Clearly I am but one customer. And this business has been around for years. They have a decent but dense newsletter. But if they are saying this to me (is it only me?), it makes me wonder what their vision is and their evolution strategy as people have better tools to evaluate their wine choice and share their views on their purchases. And you have to be nice. Else customers think you don’t care. You don’t get them. And you don’t get it.

While some businesses focus on remaining entrenched within the retail economy, they need to realize that they have to evolve to meet the need of the collaborative economy. Your customers are expecting more engagement. And more license to share your content and amplify their love for your business.
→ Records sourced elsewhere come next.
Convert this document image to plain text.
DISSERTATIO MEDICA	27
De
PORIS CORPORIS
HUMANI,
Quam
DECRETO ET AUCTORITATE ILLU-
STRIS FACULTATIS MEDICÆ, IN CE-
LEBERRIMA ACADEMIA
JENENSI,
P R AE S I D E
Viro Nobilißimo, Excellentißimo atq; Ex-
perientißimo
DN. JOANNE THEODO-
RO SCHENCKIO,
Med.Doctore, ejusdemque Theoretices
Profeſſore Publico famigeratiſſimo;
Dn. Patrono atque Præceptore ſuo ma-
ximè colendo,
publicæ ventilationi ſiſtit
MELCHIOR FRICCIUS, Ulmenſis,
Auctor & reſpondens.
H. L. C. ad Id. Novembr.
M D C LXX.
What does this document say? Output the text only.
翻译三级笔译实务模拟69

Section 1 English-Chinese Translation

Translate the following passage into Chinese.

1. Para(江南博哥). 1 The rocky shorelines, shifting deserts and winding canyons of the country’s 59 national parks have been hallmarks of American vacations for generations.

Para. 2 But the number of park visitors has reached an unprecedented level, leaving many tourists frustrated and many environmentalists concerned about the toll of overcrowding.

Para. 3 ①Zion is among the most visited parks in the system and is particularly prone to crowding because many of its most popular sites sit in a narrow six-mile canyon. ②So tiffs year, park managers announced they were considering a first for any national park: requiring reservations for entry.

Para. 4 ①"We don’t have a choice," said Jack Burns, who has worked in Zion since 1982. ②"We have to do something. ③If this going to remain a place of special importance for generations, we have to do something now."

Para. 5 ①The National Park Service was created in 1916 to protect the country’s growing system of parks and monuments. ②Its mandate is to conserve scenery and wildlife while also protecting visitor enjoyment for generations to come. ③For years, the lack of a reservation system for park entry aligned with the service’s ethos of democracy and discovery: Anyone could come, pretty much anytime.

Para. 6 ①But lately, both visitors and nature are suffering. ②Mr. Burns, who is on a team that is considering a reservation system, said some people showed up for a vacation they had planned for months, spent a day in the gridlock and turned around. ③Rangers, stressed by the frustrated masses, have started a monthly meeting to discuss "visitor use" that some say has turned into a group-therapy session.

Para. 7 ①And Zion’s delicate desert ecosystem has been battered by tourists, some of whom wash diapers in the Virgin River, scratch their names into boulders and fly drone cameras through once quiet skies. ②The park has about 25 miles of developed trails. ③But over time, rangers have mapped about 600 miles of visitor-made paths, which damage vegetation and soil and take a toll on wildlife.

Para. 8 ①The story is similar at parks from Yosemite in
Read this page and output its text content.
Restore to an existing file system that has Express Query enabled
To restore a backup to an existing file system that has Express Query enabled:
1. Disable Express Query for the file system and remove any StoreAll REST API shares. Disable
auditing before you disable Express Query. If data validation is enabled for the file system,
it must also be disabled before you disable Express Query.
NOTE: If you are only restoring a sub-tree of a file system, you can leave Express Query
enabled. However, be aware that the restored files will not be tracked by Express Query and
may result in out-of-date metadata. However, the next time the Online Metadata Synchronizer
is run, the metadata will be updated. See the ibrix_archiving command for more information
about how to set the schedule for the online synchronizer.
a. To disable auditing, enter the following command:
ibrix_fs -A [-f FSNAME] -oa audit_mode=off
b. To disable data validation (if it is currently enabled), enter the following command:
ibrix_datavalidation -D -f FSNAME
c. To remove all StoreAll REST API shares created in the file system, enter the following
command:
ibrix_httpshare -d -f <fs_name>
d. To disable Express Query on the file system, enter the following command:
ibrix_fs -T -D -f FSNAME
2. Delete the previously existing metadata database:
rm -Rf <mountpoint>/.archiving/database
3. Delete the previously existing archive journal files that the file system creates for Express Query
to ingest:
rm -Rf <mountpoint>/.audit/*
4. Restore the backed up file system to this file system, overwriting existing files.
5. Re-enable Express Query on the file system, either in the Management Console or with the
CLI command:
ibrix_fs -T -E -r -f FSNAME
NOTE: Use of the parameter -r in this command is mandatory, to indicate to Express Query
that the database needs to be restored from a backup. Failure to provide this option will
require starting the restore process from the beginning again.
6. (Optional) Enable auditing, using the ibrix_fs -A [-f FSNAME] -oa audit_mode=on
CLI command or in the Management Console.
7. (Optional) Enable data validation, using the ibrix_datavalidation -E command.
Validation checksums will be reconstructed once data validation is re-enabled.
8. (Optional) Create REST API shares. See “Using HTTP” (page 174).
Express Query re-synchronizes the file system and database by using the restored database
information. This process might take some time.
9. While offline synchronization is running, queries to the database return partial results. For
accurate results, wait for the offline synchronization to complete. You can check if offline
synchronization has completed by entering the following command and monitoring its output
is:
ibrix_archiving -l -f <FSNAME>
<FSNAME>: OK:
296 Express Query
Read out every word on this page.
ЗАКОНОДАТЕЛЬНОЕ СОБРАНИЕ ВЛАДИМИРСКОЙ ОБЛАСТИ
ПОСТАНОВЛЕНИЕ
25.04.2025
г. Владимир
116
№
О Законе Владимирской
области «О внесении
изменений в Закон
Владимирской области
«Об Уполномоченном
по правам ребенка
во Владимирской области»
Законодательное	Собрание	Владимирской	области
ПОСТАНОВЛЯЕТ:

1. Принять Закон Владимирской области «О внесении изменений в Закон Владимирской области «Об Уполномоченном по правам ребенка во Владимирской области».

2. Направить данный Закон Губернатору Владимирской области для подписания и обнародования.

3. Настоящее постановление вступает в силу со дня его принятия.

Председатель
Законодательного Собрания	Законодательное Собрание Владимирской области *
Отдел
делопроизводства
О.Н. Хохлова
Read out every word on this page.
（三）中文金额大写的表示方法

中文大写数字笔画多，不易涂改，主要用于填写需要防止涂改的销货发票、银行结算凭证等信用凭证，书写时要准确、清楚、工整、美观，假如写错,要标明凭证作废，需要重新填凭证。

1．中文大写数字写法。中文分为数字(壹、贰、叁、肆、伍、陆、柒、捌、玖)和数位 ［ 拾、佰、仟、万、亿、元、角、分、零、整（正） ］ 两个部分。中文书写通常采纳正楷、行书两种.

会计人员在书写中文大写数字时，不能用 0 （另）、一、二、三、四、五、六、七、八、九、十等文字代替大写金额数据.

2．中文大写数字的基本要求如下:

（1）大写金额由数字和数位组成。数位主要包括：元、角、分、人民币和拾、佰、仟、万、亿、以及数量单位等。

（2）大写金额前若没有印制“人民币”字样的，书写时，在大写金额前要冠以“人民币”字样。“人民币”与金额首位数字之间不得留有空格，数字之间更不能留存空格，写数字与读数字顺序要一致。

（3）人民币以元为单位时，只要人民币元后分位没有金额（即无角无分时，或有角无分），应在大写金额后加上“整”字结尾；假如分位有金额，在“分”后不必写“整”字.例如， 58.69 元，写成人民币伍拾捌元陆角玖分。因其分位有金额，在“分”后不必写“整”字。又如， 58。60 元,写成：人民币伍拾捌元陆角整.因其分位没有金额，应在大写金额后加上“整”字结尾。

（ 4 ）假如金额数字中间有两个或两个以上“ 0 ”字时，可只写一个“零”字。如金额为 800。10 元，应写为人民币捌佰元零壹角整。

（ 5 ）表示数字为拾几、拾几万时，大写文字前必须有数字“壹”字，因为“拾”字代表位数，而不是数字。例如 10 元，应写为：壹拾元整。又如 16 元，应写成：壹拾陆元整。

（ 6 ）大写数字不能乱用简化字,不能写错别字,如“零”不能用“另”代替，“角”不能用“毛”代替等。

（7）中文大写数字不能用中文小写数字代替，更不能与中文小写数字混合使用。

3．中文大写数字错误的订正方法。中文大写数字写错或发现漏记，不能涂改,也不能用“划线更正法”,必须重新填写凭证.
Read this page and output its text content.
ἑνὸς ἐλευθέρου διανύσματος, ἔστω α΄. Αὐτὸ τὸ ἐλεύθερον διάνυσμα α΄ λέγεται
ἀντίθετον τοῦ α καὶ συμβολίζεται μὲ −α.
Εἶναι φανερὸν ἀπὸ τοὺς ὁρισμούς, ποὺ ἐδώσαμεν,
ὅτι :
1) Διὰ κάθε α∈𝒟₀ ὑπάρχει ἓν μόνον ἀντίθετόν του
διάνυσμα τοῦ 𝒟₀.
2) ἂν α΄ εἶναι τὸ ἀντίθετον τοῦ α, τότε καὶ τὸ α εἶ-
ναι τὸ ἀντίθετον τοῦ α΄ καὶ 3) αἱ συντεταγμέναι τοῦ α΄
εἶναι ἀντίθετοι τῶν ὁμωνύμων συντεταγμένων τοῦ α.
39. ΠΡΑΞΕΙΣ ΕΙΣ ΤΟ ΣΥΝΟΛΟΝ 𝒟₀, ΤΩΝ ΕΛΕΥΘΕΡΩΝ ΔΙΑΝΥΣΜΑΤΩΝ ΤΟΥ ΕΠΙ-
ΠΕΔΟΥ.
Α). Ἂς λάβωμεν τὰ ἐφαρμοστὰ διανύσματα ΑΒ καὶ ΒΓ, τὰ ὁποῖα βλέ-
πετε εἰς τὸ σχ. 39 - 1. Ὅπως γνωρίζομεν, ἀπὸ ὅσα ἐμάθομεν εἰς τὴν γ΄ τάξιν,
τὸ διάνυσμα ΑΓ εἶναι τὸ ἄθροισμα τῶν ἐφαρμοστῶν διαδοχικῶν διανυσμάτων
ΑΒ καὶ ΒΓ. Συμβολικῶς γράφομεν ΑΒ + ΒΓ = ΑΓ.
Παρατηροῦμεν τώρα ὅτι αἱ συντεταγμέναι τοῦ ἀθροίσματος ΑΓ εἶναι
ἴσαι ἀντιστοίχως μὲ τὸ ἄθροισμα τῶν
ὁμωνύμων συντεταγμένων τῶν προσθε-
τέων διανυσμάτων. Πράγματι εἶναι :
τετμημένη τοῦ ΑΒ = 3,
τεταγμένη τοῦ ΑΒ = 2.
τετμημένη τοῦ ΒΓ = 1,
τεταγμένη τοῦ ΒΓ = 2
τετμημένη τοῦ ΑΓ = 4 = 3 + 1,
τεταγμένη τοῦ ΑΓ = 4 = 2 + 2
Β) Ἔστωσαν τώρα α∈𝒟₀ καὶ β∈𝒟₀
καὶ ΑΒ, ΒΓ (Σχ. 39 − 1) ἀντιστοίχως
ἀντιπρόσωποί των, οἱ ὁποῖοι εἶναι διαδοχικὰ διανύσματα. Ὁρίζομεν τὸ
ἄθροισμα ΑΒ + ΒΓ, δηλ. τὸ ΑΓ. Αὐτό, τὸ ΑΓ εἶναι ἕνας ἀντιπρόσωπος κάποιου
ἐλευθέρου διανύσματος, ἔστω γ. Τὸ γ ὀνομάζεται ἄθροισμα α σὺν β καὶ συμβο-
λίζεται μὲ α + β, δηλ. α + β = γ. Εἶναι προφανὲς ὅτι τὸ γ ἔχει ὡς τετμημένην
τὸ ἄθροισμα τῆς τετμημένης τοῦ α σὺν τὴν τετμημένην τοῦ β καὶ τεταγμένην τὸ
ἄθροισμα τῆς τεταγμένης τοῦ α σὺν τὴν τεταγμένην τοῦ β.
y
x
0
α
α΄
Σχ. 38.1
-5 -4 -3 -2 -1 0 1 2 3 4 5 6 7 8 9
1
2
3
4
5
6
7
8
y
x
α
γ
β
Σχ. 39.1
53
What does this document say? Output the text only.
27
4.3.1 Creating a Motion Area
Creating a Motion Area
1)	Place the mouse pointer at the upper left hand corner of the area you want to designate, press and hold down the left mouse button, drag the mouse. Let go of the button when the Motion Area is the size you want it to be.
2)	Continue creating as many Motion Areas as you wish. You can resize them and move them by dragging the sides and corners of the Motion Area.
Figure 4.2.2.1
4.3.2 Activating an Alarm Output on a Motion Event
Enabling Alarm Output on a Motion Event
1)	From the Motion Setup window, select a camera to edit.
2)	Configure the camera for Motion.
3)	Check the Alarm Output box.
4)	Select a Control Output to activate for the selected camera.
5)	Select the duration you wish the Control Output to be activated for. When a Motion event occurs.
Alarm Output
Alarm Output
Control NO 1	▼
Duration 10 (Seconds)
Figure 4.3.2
Why not enable it?

6 Comments
  • Nancy Carten
    October 12, 2013

    Courtesy is part of social responsibility. Perhaps the lesson in this is to ask permission. I am the owner of the Wine Market and the woman who spoke to you. We have many customers who like to record label images for future reference. They ask permission. It is always given and much appreciated.

  • brianfsingh
    October 12, 2013

    Thanks, Nancy. Courtesy goes both ways. This is the first incident I have encountered of its kind. I have done this before in and have bought $000 of wine from your store. It would be handy to have a sign up stating that this is your store policy. I do respect your request to be asked permission. While it does seem counter intuitive to me given my willingness to do free marketing on your behalf, and it is a behaviour that you may want to empower your customers to do more of (wine is a fantastic social product!), I will ask next time I am in your store.

  • John Manzo
    October 12, 2013

    I take pics of merchandise (not wine but gadgets and such, to check specs and reviews) and have never once in my life asked, or felt it necessary to ask, for permission. It might be courteous to ask to touch merchandise as well, Nancy, but I cannot imagine a customer feeling compelled to ask if it is all right to do so. It is your stock, not your child or dog or house. Big difference.

    • Don
      October 12, 2013

      I agree with you 100 percent Nancy. Anyone walking into your store with a camera intent on taking photos of your store or your products should make their intentions known to you.

  • dblacombeDoug Lacombe
    October 14, 2013

    Several years ago my wife operated a collectibles and antiques business. We would go to auctions, stores, consignment galleries and take photos and notes. Proprietors were often uncomfortable about that at the time, suspecting we were engaging in retail espionage or something. With the ubiquity of smartphones, that paranoia has faded and most have come to accept the new reality of retail – I will look things up, share with my friends, ask my spouse to weigh in on a purchase, etc. all via smartphone and all without permission. The idea of asking permission is antiquated. Get over it, the world has moved on to an expanse beyond your walls. Retail can either embrace, harness and benefit from this *free* awareness building, or insist upon being a closed shop and stagnate. Their choice.

  • brianfsingh
    October 15, 2013

    Thanks, Doug. It is the new reality. And elaborating, can continue the conversation when the phone is produced. I know of some food stores owners who use it as an opportunity to find out where the pics are going for their own purposes and learning.